I run four batteries in my boat, one main, two trolling motor and one electronics.

With the automatic switching relay I installed in my boat (video link I showed earlier) and having all of the batteries connected through the relay I charge all of the batteries on my boat when ever I am running my main or my kicker or when I have plugged in my on board charger. The relay isolates the various batteries unless a input voltage is 13V or above.

Works really well and I don't have to remember to charge anything or switch a battery switch.


----------



## cutter2813 (Sep 7, 2015)

ArtieT said:


> I think in gonna try and wire it through the main console. Hope that works. Thanks for all the suggestions. I'll let you know if it works out.

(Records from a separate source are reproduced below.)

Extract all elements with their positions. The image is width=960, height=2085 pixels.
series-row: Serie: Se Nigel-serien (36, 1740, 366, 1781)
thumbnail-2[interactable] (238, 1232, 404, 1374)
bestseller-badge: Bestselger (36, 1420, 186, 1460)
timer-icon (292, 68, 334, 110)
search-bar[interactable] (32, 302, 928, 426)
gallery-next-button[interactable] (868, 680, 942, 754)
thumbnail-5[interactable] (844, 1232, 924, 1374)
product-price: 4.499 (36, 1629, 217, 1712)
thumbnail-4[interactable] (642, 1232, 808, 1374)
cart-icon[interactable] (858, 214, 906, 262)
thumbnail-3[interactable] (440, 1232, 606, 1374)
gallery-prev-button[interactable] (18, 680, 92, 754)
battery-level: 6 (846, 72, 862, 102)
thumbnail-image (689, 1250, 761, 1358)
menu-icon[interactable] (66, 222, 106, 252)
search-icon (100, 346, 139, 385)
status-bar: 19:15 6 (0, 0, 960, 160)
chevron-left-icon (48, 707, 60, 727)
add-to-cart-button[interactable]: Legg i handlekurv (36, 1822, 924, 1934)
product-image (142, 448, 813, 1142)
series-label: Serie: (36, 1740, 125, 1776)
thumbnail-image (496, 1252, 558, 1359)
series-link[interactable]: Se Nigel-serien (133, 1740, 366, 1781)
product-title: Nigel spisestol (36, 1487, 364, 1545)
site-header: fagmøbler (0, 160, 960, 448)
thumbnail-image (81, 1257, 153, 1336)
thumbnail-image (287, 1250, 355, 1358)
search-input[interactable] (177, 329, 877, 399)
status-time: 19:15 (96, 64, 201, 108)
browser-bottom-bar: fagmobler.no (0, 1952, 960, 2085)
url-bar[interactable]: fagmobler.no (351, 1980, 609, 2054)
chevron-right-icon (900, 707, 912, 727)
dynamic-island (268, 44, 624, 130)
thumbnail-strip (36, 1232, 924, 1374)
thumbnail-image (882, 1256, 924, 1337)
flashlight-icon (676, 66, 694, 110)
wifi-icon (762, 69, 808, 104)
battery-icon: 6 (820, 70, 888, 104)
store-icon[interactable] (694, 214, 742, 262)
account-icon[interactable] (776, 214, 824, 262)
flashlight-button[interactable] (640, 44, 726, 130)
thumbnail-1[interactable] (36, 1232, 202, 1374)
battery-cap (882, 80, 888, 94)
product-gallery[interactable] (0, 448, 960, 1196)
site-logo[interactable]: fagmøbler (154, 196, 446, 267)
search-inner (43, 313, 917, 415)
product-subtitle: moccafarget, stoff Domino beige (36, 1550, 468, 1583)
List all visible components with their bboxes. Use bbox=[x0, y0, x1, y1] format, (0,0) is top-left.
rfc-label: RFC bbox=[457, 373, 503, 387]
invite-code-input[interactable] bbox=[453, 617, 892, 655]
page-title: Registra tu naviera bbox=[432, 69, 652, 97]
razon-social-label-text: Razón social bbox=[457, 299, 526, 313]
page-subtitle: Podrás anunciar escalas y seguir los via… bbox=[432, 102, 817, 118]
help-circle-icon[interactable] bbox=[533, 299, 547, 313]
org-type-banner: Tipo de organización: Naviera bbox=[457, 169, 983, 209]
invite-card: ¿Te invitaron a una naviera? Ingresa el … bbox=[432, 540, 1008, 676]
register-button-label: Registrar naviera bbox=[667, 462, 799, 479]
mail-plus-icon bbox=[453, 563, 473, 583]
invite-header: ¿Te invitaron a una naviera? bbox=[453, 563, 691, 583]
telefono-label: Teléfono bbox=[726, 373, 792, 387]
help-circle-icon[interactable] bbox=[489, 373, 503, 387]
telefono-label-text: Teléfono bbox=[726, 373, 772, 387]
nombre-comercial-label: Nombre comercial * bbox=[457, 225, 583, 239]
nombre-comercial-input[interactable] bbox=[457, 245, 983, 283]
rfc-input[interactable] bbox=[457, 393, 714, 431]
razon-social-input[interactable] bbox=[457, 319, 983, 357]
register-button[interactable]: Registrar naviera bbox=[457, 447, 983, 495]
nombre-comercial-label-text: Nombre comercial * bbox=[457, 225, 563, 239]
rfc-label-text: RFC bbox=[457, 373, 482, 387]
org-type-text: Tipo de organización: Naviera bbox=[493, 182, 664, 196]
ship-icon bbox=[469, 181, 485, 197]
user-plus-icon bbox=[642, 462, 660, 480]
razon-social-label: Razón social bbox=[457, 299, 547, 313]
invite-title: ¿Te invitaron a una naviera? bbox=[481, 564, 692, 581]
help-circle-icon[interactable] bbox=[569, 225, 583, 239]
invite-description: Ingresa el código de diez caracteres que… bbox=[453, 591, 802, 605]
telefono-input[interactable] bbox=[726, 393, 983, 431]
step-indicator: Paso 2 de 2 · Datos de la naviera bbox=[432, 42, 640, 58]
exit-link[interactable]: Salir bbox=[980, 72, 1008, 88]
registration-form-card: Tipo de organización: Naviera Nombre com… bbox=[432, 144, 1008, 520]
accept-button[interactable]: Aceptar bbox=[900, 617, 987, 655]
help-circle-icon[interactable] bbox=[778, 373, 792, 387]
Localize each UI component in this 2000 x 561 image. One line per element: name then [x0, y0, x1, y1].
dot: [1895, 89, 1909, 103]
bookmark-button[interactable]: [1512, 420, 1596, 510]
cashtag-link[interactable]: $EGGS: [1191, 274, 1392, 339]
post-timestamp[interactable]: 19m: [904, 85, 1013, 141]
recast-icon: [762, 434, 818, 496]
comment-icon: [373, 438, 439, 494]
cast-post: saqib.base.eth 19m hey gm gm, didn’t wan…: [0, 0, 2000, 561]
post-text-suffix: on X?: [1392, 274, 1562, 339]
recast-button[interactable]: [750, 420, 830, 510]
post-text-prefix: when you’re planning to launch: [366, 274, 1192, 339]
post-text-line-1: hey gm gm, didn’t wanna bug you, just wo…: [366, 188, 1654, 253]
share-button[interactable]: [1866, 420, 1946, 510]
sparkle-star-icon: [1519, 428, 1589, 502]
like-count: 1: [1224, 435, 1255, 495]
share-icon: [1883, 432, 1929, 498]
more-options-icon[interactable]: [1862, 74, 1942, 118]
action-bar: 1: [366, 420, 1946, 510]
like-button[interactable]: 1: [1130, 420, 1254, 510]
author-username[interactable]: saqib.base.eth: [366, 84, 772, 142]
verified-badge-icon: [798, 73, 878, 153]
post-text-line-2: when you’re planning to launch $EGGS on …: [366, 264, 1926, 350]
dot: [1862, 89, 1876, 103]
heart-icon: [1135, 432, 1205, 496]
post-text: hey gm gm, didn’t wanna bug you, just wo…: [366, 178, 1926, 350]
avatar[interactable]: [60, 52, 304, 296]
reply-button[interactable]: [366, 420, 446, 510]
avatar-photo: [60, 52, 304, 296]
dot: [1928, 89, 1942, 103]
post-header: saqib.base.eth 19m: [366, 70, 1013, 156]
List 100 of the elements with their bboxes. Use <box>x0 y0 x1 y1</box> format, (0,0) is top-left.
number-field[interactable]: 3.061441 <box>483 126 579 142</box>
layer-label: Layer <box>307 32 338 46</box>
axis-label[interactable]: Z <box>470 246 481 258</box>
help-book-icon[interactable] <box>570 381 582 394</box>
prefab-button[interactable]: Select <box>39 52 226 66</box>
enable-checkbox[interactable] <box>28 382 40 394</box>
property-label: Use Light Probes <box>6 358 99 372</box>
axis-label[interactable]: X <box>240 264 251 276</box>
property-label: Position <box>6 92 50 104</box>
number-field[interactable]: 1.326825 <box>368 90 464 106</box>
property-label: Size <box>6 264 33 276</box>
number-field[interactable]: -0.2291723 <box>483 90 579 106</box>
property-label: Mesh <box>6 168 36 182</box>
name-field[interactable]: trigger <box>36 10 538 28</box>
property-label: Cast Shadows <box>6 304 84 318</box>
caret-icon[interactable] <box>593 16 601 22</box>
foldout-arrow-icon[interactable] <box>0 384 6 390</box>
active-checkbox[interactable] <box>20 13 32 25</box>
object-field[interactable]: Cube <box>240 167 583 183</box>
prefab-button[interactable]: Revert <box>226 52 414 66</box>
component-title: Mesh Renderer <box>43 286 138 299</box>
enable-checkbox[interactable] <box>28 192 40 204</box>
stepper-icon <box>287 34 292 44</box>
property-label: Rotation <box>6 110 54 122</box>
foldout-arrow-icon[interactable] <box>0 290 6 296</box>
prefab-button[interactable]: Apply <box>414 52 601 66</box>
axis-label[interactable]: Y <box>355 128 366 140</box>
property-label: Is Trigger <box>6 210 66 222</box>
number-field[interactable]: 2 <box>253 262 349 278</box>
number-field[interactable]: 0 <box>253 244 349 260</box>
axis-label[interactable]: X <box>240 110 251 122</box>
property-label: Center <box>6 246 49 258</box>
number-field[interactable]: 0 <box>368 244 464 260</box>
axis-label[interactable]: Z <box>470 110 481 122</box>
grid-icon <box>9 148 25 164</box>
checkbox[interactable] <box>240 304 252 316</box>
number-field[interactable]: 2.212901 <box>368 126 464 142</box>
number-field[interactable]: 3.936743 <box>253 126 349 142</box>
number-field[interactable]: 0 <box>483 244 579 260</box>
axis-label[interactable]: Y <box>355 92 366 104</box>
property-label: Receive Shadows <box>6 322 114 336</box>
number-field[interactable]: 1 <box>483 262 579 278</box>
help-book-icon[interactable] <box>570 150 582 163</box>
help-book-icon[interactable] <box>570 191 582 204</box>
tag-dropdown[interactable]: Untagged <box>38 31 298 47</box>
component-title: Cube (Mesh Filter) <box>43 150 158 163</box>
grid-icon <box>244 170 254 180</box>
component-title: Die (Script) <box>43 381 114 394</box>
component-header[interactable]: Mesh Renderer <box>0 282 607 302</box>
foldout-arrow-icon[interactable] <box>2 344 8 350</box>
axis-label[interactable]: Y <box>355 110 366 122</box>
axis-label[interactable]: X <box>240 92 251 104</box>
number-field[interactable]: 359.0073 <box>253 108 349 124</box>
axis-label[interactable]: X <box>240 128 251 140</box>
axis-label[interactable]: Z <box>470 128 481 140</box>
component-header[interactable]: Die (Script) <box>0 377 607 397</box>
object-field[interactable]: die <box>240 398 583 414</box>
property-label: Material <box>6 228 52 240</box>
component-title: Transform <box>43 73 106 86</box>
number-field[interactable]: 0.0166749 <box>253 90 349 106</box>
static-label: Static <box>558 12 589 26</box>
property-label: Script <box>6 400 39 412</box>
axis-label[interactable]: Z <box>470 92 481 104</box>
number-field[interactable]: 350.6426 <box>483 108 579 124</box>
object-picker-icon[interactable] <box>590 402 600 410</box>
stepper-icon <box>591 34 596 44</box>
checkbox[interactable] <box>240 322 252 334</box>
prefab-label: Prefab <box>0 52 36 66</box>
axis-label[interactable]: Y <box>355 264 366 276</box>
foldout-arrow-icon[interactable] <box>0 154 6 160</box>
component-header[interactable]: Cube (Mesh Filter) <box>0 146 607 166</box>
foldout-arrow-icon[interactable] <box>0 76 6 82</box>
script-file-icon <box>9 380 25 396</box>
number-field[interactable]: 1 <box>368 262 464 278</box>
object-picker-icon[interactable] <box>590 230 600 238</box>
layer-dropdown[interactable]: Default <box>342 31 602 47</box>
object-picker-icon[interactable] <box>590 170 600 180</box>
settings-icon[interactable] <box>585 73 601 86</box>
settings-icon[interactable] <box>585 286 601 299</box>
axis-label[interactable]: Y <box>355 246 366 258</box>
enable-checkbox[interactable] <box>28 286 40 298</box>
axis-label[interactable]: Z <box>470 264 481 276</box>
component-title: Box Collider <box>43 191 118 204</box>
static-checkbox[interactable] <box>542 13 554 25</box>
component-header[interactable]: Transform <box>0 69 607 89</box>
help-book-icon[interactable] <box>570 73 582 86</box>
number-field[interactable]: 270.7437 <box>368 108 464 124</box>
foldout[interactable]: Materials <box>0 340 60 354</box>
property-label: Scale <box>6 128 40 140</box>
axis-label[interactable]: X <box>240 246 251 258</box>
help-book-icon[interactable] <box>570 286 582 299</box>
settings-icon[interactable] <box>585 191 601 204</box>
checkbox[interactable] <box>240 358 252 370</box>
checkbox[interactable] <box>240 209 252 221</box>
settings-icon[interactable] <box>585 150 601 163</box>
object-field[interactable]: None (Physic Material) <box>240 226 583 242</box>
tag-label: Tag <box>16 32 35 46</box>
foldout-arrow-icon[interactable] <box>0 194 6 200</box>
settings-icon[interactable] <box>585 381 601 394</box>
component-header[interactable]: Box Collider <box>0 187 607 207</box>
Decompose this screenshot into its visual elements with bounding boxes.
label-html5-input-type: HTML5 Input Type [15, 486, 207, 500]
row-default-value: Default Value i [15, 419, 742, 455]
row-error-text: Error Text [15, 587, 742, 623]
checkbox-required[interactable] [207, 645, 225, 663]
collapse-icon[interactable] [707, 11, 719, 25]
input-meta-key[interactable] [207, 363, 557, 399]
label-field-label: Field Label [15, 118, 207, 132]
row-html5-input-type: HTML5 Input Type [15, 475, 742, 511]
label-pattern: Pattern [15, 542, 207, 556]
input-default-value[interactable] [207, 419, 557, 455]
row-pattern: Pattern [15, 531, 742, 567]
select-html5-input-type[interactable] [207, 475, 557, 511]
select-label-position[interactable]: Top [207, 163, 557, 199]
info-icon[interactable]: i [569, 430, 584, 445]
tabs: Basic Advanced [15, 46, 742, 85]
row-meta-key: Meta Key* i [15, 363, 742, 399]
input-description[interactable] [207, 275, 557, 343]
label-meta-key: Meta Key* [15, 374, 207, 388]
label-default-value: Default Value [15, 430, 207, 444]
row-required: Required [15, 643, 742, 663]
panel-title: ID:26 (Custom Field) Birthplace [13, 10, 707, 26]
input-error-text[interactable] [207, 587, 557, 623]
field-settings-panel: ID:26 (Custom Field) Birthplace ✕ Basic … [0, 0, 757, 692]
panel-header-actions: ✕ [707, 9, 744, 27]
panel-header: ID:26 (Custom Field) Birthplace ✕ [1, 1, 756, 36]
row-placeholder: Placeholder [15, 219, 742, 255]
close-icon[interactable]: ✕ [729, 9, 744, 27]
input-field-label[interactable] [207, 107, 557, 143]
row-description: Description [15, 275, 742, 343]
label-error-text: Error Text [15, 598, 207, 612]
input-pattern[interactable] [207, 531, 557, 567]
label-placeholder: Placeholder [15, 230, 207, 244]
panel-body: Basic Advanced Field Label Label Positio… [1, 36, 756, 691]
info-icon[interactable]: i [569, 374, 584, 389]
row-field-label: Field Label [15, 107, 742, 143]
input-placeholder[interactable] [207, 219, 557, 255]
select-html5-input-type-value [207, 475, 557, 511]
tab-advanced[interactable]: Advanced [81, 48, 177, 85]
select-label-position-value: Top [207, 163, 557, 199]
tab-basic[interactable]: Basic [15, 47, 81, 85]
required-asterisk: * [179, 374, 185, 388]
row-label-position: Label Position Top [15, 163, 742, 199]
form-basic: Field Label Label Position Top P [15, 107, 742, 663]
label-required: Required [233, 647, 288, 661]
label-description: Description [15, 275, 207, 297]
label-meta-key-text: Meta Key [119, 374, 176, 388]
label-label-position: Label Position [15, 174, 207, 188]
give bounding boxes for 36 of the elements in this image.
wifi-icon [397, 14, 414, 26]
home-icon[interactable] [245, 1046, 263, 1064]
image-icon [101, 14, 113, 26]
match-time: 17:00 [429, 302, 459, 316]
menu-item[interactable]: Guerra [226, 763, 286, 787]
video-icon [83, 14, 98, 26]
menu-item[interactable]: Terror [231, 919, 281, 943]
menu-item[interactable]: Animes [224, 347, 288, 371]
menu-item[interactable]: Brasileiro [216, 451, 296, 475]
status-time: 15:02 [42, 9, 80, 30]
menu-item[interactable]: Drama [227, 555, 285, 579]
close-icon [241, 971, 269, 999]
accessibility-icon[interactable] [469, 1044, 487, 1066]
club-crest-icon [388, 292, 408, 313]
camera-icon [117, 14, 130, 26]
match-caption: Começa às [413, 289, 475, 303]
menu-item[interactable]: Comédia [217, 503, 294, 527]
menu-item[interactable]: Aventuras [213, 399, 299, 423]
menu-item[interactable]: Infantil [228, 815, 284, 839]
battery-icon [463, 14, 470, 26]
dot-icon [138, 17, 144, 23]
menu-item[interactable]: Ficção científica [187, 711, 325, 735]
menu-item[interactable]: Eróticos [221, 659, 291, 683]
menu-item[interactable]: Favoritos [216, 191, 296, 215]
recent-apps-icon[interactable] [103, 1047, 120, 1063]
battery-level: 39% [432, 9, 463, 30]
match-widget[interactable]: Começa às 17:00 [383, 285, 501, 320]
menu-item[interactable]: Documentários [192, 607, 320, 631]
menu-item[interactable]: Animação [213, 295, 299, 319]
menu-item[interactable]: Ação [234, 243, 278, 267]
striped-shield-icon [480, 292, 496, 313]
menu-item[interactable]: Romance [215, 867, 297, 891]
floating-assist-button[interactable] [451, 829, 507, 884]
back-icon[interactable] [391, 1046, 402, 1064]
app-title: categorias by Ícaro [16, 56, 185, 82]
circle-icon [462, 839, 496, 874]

There are a lot of variables that will come into play to determine the voltage drop across your battery when cranking. The size of the engine, the condition of the starting motor, ambient temp, etc. If the voltage drops far enough while the engine is being cranked, the electronics WILL blink, even if wired in the manner rightly suggested by Capt-j. The only way to really be sure is to separate the house loads like electronics from the engine starting loads by having another battery. Lundy's suggestion is the best way to add another battery.


----------



## crappiedude (Mar 12, 2006)

Artie, I had that same problem until last year, like Lundy said it's very common.
This is simple and fixed it. My original wiring to the units was ran through the fuse block so I unhooked the electronics (HDS7, HDS8 & LSS-1) from under the console and I ran 2 separate 10 ga wires (+Red/-Black)from the battery to the console and hooked all the electronics to these 2 wires. I do have inline fuses hooked in at the junction to protected the units.
My units were turning off every time I started the motor and I've not had a problem since running the new wire last spring and I fish 2 or 3 times a week.
Good luck with it.


----------



## tomb (Oct 9, 2004)

Got away without having this problem with same HDS7 touch and HDS5 combo when group 27 starting battery was newer. Added separate wiring for HDS 7 when I started having trouble too. Fixed it on all but trips in or near freezing weather. Will replace battery with group 31 in future. I don't want to carry weight of another battery either. My pull start kicker is my backup if I ever drain the main battery too far.


----------



## crappiedude (Mar 12, 2006)

What gauge wire did you run? You may just need a heavier wire 8ga or 10 ga is what I've seen most guys use.
I upgraded from a 24 series to a 29 series and it didn't help much.


----------



## tomb (Oct 9, 2004)

Don't remember. I'll try a heavier gauge first.


----------



## crappiedude (Mar 12, 2006)

Here's an easy way to check to see if just going to a heavier wire will help. Before running all new wires in your boat through all it's hidden passages just surface mount the wires as a temporary hook up going from your starting battery straight to the electronics. Your 1st time out on the lake will let you know if this was the fix. If everything works okay you can hide all your wires when you get home or when you have time to do it right.


----------



## tomb (Oct 9, 2004)

One trip won't answer on my boat. I had trouble on 3 or 4 out of 50 trips.


----------